Itulah, sebabnya di gunung Horeb, Allah menanyakan apa aktivitas nabi Elia. Ia tidak mau gunung menjadi tempat melarikan diri dari tanggung jawab. Atau lokasi menyembunyikan diri dari tugas yang harus dipikul. Gunung ditempatkan bukan buat itu. Gunung itu lokasi pengutusan. Sekaligus tempat mereka melihat karya Allah dialami.
Saudaraku, tepatlah Elia menjawab pertanyaan Allah. Bahwa, ia bukan berleha-leha. Tidak juga untuk menghabiskan waktu belaka. Elia menjawab, “bekerja segiat-giatnya bagi Tuhan”.
Apa artinya bagi kita? Jangan sampai kita dijumpai Tuhan tengah malas-malasan. Apalagi malas yang kebablasan. Menghabiskan waktu tanpa berkarya apa-apa. Waktu hanya dibiarkan lewat tanpa makna. Sebaiknya, kita menghargai waktu dan kehidupan yang berharga ini dengan aktivitas yang berharga pula. Kita tahu, waktu yang datang tidak berulang. Sekali lewat terus hilang. Jangan sampai kita membiarkan waktu yang merupakan karunia Tuhan itu lewat tanpa karya apa-apa.
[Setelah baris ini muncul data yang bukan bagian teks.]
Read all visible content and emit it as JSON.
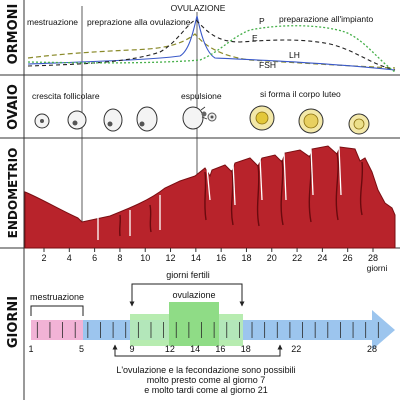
{
  "bands": {
    "ormoni": "ORMONI",
    "ovaio": "OVAIO",
    "endometrio": "ENDOMETRIO",
    "giorni": "GIORNI"
  },
  "hormones": {
    "ovulazione": "OVULAZIONE",
    "mestruazione": "mestruazione",
    "preparazione_ovulazione": "preprazione alla ovulazione",
    "preparazione_impianto": "preparazione all'impianto",
    "label_P": "P",
    "label_E": "E",
    "label_LH": "LH",
    "label_FSH": "FSH"
  },
  "ovaio": {
    "crescita": "crescita follicolare",
    "espulsione": "espulsione",
    "corpo_luteo": "si forma il corpo luteo"
  },
  "endometrio": {
    "day_ticks": [
      "2",
      "4",
      "6",
      "8",
      "10",
      "12",
      "14",
      "16",
      "18",
      "20",
      "22",
      "24",
      "26",
      "28"
    ],
    "giorni_unit": "giorni"
  },
  "giorni": {
    "giorni_fertili": "giorni fertili",
    "ovulazione": "ovulazione",
    "mestruazione": "mestruazione",
    "timeline_labels": [
      "1",
      "5",
      "9",
      "12",
      "14",
      "16",
      "18",
      "22",
      "28"
    ],
    "note_line1": "L'ovulazione e la fecondazione sono possibili",
    "note_line2": "molto presto come al giorno 7",
    "note_line3": "e molto tardi come al giorno 21"
  },
  "colors": {
    "endometrium": "#b8232b",
    "endometrium_dark": "#7a0e12",
    "menstruation": "#f2b3d6",
    "fertile": "#b7ecb0",
    "ovulation": "#8fdc86",
    "timeline": "#9cc5ee",
    "progesterone": "#47b04b",
    "estrogen": "#222222",
    "lh": "#3a59c9",
    "fsh": "#8a8a2a"
  }
}
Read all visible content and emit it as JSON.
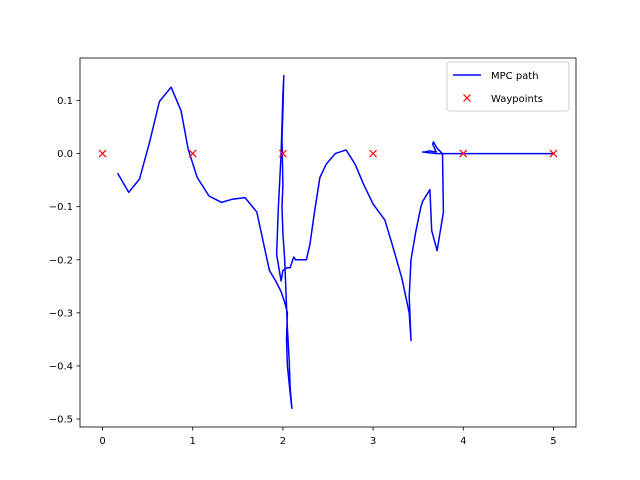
{
  "chart_data": {
    "type": "line",
    "title": "",
    "xlabel": "",
    "ylabel": "",
    "xlim": [
      -0.25,
      5.25
    ],
    "ylim": [
      -0.515,
      0.18
    ],
    "xticks": [
      0,
      1,
      2,
      3,
      4,
      5
    ],
    "xtick_labels": [
      "0",
      "1",
      "2",
      "3",
      "4",
      "5"
    ],
    "yticks": [
      0.1,
      0.0,
      -0.1,
      -0.2,
      -0.3,
      -0.4,
      -0.5
    ],
    "ytick_labels": [
      "0.1",
      "0.0",
      "−0.1",
      "−0.2",
      "−0.3",
      "−0.4",
      "−0.5"
    ],
    "grid": false,
    "legend_position": "top-right",
    "series": [
      {
        "name": "MPC path",
        "kind": "line",
        "color": "#0000ff",
        "x": [
          0.17,
          0.29,
          0.41,
          0.52,
          0.63,
          0.76,
          0.87,
          0.95,
          1.05,
          1.18,
          1.32,
          1.44,
          1.58,
          1.71,
          1.78,
          1.85,
          1.92,
          1.98,
          2.02,
          2.05,
          2.04,
          2.05,
          2.08,
          2.1,
          2.08,
          2.07,
          2.05,
          2.02,
          2.0,
          1.99,
          2.0,
          1.99,
          2.0,
          2.01,
          2.0,
          1.98,
          1.95,
          1.93,
          1.98,
          2.0,
          2.05,
          2.08,
          2.12,
          2.14,
          2.26,
          2.3,
          2.35,
          2.41,
          2.48,
          2.58,
          2.7,
          2.8,
          2.9,
          3.0,
          3.13,
          3.21,
          3.32,
          3.4,
          3.42,
          3.4,
          3.42,
          3.47,
          3.53,
          3.55,
          3.63,
          3.65,
          3.71,
          3.78,
          3.77,
          3.71,
          3.67,
          3.66,
          3.7,
          3.62,
          3.58,
          3.55,
          3.6,
          3.7,
          4.0,
          5.0
        ],
        "y": [
          -0.038,
          -0.073,
          -0.048,
          0.02,
          0.098,
          0.125,
          0.081,
          0.008,
          -0.045,
          -0.08,
          -0.092,
          -0.086,
          -0.083,
          -0.11,
          -0.165,
          -0.22,
          -0.24,
          -0.26,
          -0.28,
          -0.3,
          -0.35,
          -0.4,
          -0.45,
          -0.48,
          -0.44,
          -0.39,
          -0.33,
          -0.2,
          -0.15,
          -0.1,
          -0.06,
          0.03,
          0.08,
          0.147,
          0.11,
          0.0,
          -0.1,
          -0.19,
          -0.24,
          -0.22,
          -0.215,
          -0.215,
          -0.195,
          -0.2,
          -0.2,
          -0.17,
          -0.11,
          -0.045,
          -0.02,
          0.0,
          0.007,
          -0.02,
          -0.06,
          -0.095,
          -0.125,
          -0.17,
          -0.235,
          -0.3,
          -0.352,
          -0.27,
          -0.2,
          -0.15,
          -0.1,
          -0.09,
          -0.068,
          -0.145,
          -0.183,
          -0.11,
          0.0,
          0.01,
          0.022,
          0.018,
          0.003,
          0.005,
          0.003,
          0.003,
          0.002,
          0.0,
          0.0,
          0.0
        ]
      },
      {
        "name": "Waypoints",
        "kind": "marker",
        "marker": "x",
        "color": "#ff0000",
        "x": [
          0,
          1,
          2,
          3,
          4,
          5
        ],
        "y": [
          0,
          0,
          0,
          0,
          0,
          0
        ]
      }
    ]
  }
}
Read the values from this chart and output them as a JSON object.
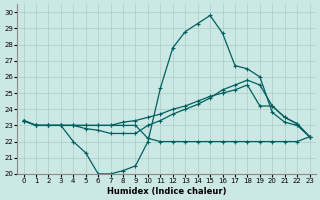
{
  "xlabel": "Humidex (Indice chaleur)",
  "xlim": [
    -0.5,
    23.5
  ],
  "ylim": [
    20,
    30.5
  ],
  "yticks": [
    20,
    21,
    22,
    23,
    24,
    25,
    26,
    27,
    28,
    29,
    30
  ],
  "xticks": [
    0,
    1,
    2,
    3,
    4,
    5,
    6,
    7,
    8,
    9,
    10,
    11,
    12,
    13,
    14,
    15,
    16,
    17,
    18,
    19,
    20,
    21,
    22,
    23
  ],
  "bg_color": "#cce8e4",
  "grid_color": "#aaccc8",
  "line_color": "#006060",
  "line1_x": [
    0,
    1,
    2,
    3,
    4,
    5,
    6,
    7,
    8,
    9,
    10,
    11,
    12,
    13,
    14,
    15,
    16,
    17,
    18,
    19,
    20,
    21,
    22,
    23
  ],
  "line1_y": [
    23.3,
    23.0,
    23.0,
    23.0,
    22.0,
    21.3,
    20.0,
    20.0,
    20.2,
    20.5,
    22.0,
    25.3,
    27.8,
    28.8,
    29.3,
    29.8,
    28.7,
    26.7,
    26.5,
    26.0,
    23.8,
    23.2,
    23.0,
    22.3
  ],
  "line2_x": [
    0,
    1,
    2,
    3,
    4,
    5,
    6,
    7,
    8,
    9,
    10,
    11,
    12,
    13,
    14,
    15,
    16,
    17,
    18,
    19,
    20,
    21,
    22,
    23
  ],
  "line2_y": [
    23.3,
    23.0,
    23.0,
    23.0,
    23.0,
    22.8,
    22.7,
    22.5,
    22.5,
    22.5,
    23.0,
    23.3,
    23.7,
    24.0,
    24.3,
    24.7,
    25.2,
    25.5,
    25.8,
    25.5,
    24.2,
    23.5,
    23.1,
    22.3
  ],
  "line3_x": [
    0,
    1,
    2,
    3,
    4,
    5,
    6,
    7,
    8,
    9,
    10,
    11,
    12,
    13,
    14,
    15,
    16,
    17,
    18,
    19,
    20,
    21,
    22,
    23
  ],
  "line3_y": [
    23.3,
    23.0,
    23.0,
    23.0,
    23.0,
    23.0,
    23.0,
    23.0,
    23.2,
    23.3,
    23.5,
    23.7,
    24.0,
    24.2,
    24.5,
    24.8,
    25.0,
    25.2,
    25.5,
    24.2,
    24.2,
    23.5,
    23.1,
    22.3
  ],
  "line4_x": [
    0,
    1,
    2,
    3,
    4,
    5,
    6,
    7,
    8,
    9,
    10,
    11,
    12,
    13,
    14,
    15,
    16,
    17,
    18,
    19,
    20,
    21,
    22,
    23
  ],
  "line4_y": [
    23.3,
    23.0,
    23.0,
    23.0,
    23.0,
    23.0,
    23.0,
    23.0,
    23.0,
    23.0,
    22.2,
    22.0,
    22.0,
    22.0,
    22.0,
    22.0,
    22.0,
    22.0,
    22.0,
    22.0,
    22.0,
    22.0,
    22.0,
    22.3
  ]
}
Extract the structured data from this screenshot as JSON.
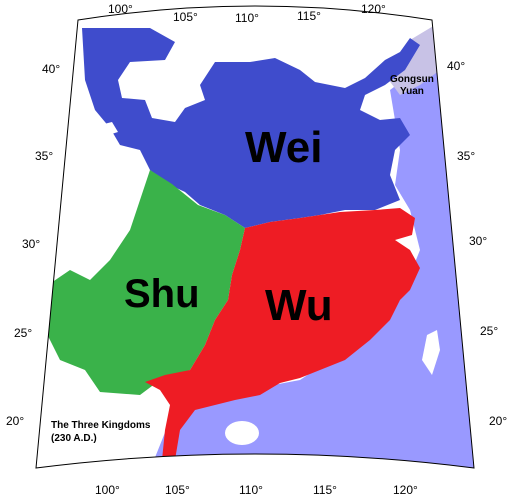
{
  "map": {
    "kingdoms": {
      "wei": {
        "label": "Wei",
        "color": "#3f4ccc"
      },
      "shu": {
        "label": "Shu",
        "color": "#3ab24a"
      },
      "wu": {
        "label": "Wu",
        "color": "#ee1c24"
      }
    },
    "gongsun": {
      "line1": "Gongsun",
      "line2": "Yuan",
      "color": "#c8c2e6"
    },
    "sea_color": "#9999ff",
    "caption": {
      "line1": "The Three Kingdoms",
      "line2": "(230 A.D.)"
    },
    "longitude_ticks_top": [
      "100°",
      "105°",
      "110°",
      "115°",
      "120°"
    ],
    "longitude_ticks_bottom": [
      "100°",
      "105°",
      "110°",
      "115°",
      "120°"
    ],
    "latitude_ticks_left": [
      "40°",
      "35°",
      "30°",
      "25°",
      "20°"
    ],
    "latitude_ticks_right": [
      "40°",
      "35°",
      "30°",
      "25°",
      "20°"
    ]
  }
}
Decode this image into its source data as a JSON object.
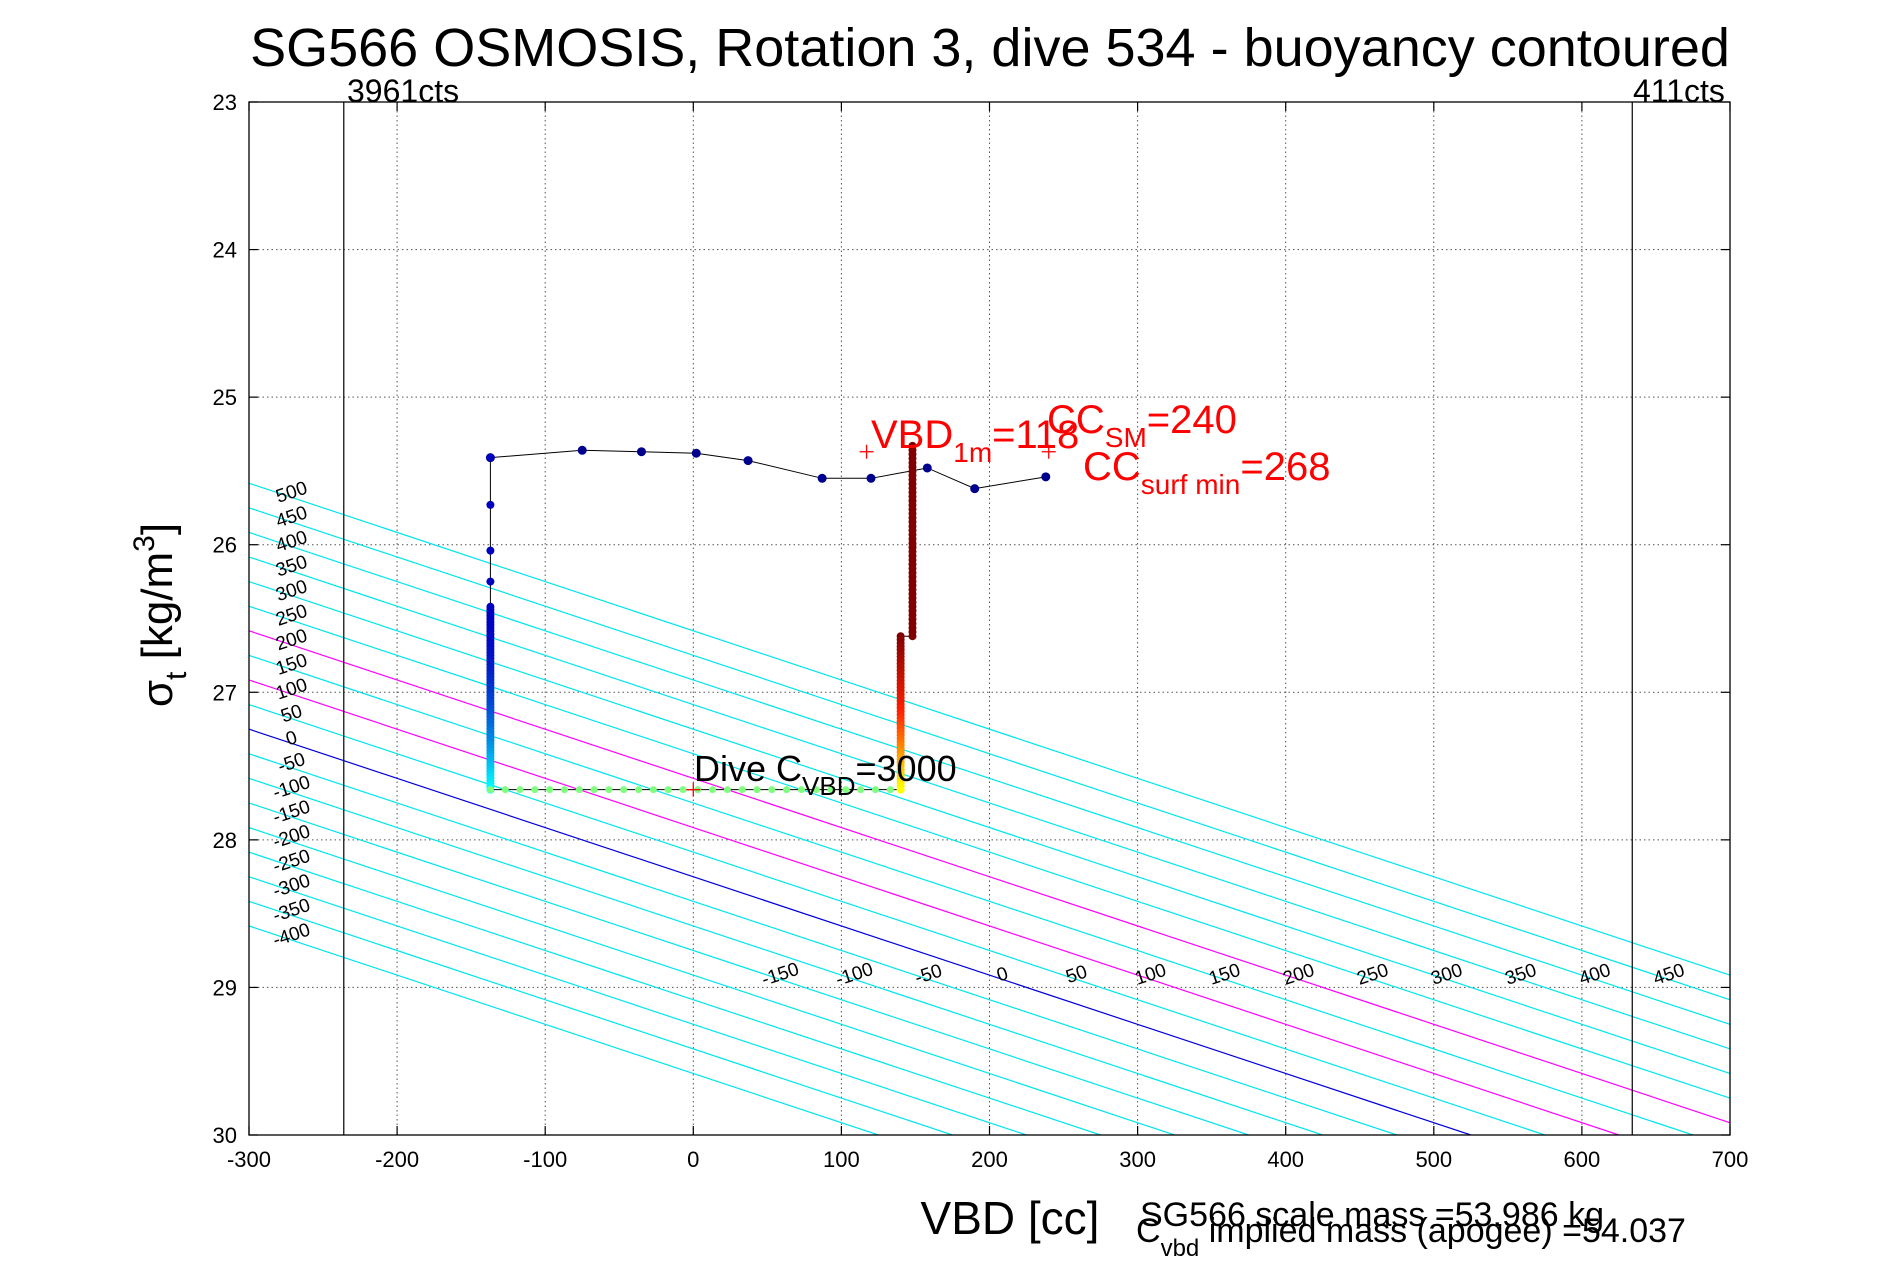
{
  "chart_data": {
    "type": "scatter",
    "title": "SG566 OSMOSIS, Rotation 3, dive 534 - buoyancy contoured",
    "xlabel": "VBD [cc]",
    "ylabel_main": "σ",
    "ylabel_sub": "t",
    "ylabel_units": " [kg/m",
    "ylabel_sup": "3",
    "ylabel_close": "]",
    "xlim": [
      -300,
      700
    ],
    "ylim": [
      23,
      30
    ],
    "y_reversed": true,
    "x_ticks": [
      -300,
      -200,
      -100,
      0,
      100,
      200,
      300,
      400,
      500,
      600,
      700
    ],
    "y_ticks": [
      23,
      24,
      25,
      26,
      27,
      28,
      29,
      30
    ],
    "grid": true,
    "vbd_limits": [
      {
        "x": -236,
        "label": "3961cts"
      },
      {
        "x": 634,
        "label": "411cts"
      }
    ],
    "contour_levels": [
      -400,
      -350,
      -300,
      -250,
      -200,
      -150,
      -100,
      -50,
      0,
      50,
      100,
      150,
      200,
      250,
      300,
      350,
      400,
      450,
      500
    ],
    "contour_labels_top": [
      -400,
      -350,
      -300,
      -250,
      -200,
      -150,
      -100,
      -50,
      0,
      50,
      100,
      150,
      200,
      250,
      300,
      350,
      400,
      450,
      500
    ],
    "contour_labels_bottom": [
      -150,
      -100,
      -50,
      0,
      50,
      100,
      150,
      200,
      250,
      300,
      350,
      400,
      450,
      500
    ],
    "contour_colors": {
      "default": "#00e5ee",
      "zero": "#0000dd",
      "highlight": "#ff00ff"
    },
    "highlight_levels": [
      100,
      200
    ],
    "descent_path": [
      {
        "x": -137,
        "y": 25.41
      },
      {
        "x": -75,
        "y": 25.36
      },
      {
        "x": -35,
        "y": 25.37
      },
      {
        "x": 2,
        "y": 25.38
      },
      {
        "x": 37,
        "y": 25.43
      },
      {
        "x": 87,
        "y": 25.55
      },
      {
        "x": 120,
        "y": 25.55
      },
      {
        "x": 158,
        "y": 25.48
      },
      {
        "x": 190,
        "y": 25.62
      },
      {
        "x": 238,
        "y": 25.54
      }
    ],
    "series_colors": {
      "descent": "#00008f",
      "left_leg_top": "#0000c0",
      "left_leg_bottom": "#00ffff",
      "bottom": "#80ff7f",
      "right_leg_top": "#800000",
      "right_leg_bottom": "#ffff00"
    },
    "left_leg_x": -137,
    "left_leg_y": [
      25.41,
      25.73,
      26.04,
      26.25,
      26.42,
      27.66
    ],
    "bottom_y": 27.66,
    "bottom_x_range": [
      -137,
      140
    ],
    "right_leg": [
      {
        "x": 148,
        "y": 25.33
      },
      {
        "x": 148,
        "y": 26.62
      },
      {
        "x": 140,
        "y": 26.62
      },
      {
        "x": 140,
        "y": 27.66
      }
    ],
    "markers": [
      {
        "x": 117,
        "y": 25.37,
        "color": "#ff0000"
      },
      {
        "x": 240,
        "y": 25.37,
        "color": "#ff0000"
      },
      {
        "x": 0,
        "y": 27.66,
        "color": "#ff0000"
      }
    ],
    "annotations": {
      "vbd_1m": {
        "main": "VBD",
        "sub": "1m",
        "rest": "=118"
      },
      "cc_sm": {
        "main": "CC",
        "sub": "SM",
        "rest": "=240"
      },
      "cc_surf_min": {
        "main": "CC",
        "sub": "surf min",
        "rest": "=268"
      },
      "dive_cvbd": {
        "main": "Dive C",
        "sub": "VBD",
        "rest": "=3000"
      },
      "scale_mass": "SG566 scale mass =53.986 kg",
      "implied_mass": {
        "main": "C",
        "sub": "vbd",
        "rest": " implied mass (apogee) =54.037"
      }
    }
  }
}
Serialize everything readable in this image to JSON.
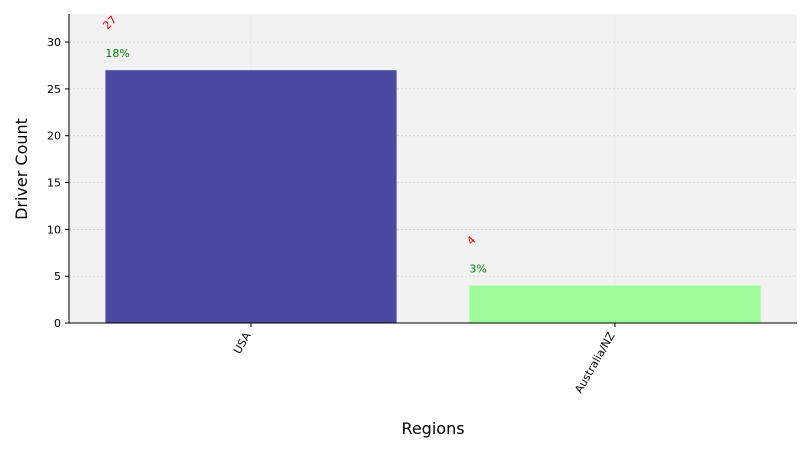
{
  "chart_data": {
    "type": "bar",
    "categories": [
      "USA",
      "Australia/NZ"
    ],
    "values": [
      27,
      4
    ],
    "percent_labels": [
      "18%",
      "3%"
    ],
    "value_labels": [
      "27",
      "4"
    ],
    "bar_colors": [
      "#4a48a0",
      "#9efc9a"
    ],
    "xlabel": "Regions",
    "ylabel": "Driver Count",
    "ylim": [
      0,
      33
    ],
    "yticks": [
      0,
      5,
      10,
      15,
      20,
      25,
      30
    ],
    "grid": true,
    "legend": "none",
    "colors": {
      "plot_background": "#f2f2f2",
      "value_label": "#ff0000",
      "percent_label": "#008000",
      "grid": "#c8c8c8"
    }
  }
}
Sungguh indah Tuhan bertanya “apa kerjamu?” Kita menjawabnya seperti nabi Elia, “ bekerja segiat-giatnya buat sesama dan untuk Tuhan. Semoga.
Mampukan kami mengelola waktu dengan bekerja segiat-giatnya. Bentuklah kami sebagai pribadi yang ingin berkarya di tengah-tengah waktu yang diberikan Tuhan.
Doa ini seluruhnya kami minta dalam nama Yesus, Juru Selamat kami. Selamat beraktivitas.